Posted by: Carter at December 7, 2005 2:58 PM


The entire essay becomes unintelligible at this point "other than the medical one."

Posted by: oj at December 7, 2005 3:04 PM

To health cultists, perhaps, but to anyone with a conservative world view it makes perfect sense.

Posted by: Carter at December 7, 2005 3:17 PM


The same thing can be said about Drakes which you were promoting lower in the site.

Posted by: h-man at December 7, 2005 3:21 PM


Which sins is it that conservatism is indifferent to?

Posted by: oj at December 7, 2005 3:25 PM


Food serves social goods that smoking does not. But sin taxes on certain kinds of food make sense.

Posted by: oj at December 7, 2005 3:26 PM

So Carter: you're allowed to eat (for now) because there are social benefits. By the way, oj, don't tempt us. We can think of many, many social benefits that would flow from not feeding you at all.

Posted by: joe shropshire at December 7, 2005 3:35 PM


So pass them into law--that's how liberty works.

Posted by: oj at December 7, 2005 3:41 PM

Of course it's not. No liberty worth the name would let the mob take out its whims on you that way, even if you do ask for it every other time you open your pie hole, and even though you'd probably accept the punishment. Fuggedaboutit.

Posted by: joe shropshire at December 7, 2005 3:55 PM


The worry about the mob is that it will mistreat minorities. So long as the mob applies rules to itself then it is enacting liberty. No one will miss coffee cake much.

Posted by: oj at December 7, 2005 4:00 PM

God gave us every herb bearing seed which is upon the face of all the earth, OJ. The coffee cake, in contrast, is an invention of Man.

Posted by: Carter at December 7, 2005 4:45 PM

Tobacco, divine, rare, superexcellent tobacco, which goes far beyond all their panaceas, potable gold, and philosopher's stones, a sovereign remedy to all diseases.
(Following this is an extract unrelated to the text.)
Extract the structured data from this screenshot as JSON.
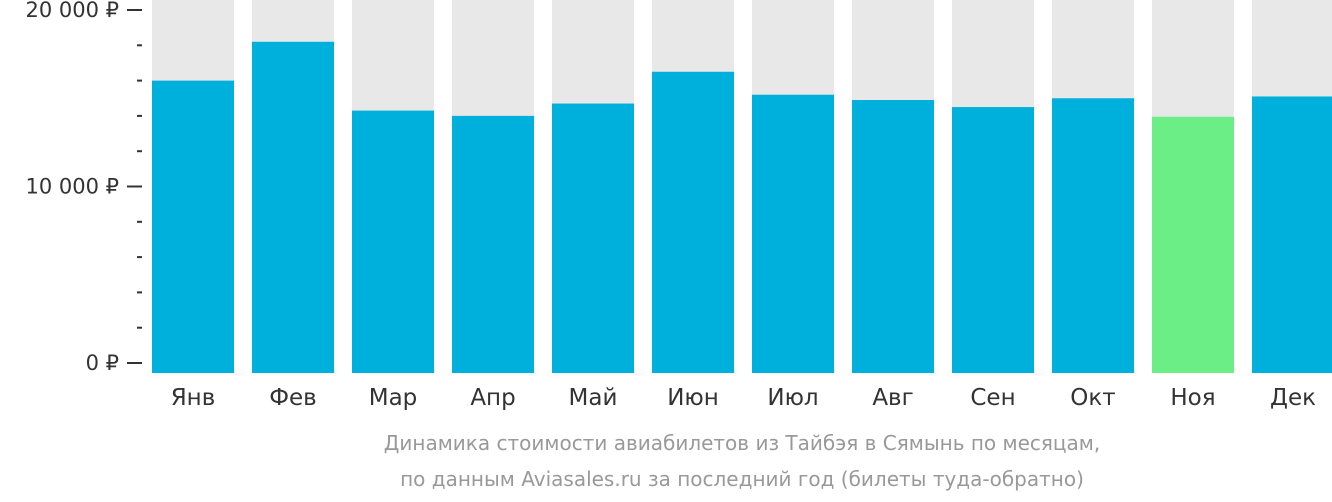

A good vomit, I confess, a virtuous herb, if it be well qualified and opportunely taken, and medicinally used, but as it is commonly abused by most men, which take it as tinkers do ale, 'tis a plague, a mischief, a violent purger of goods, lands, health; hellish, devilish and damned tobacco, the ruin and overthrow of body and soul.

Posted by: Stephen Maturin at December 7, 2005 5:02 PM


Smoke poison ivy much?

Posted by: oj at December 7, 2005 5:06 PM

God gave us tobacco to smoke and be happy, he gave us poison ivy as a practical joke, and he gave us kohlrabi because he works in mysterious ways.

Posted by: Carter at December 7, 2005 5:35 PM

He wants you to smoke kohlrabi--it's harmless.

Posted by: oj at December 7, 2005 5:39 PM

Dr Maturin:

Agreed, laudanum is much more civilised.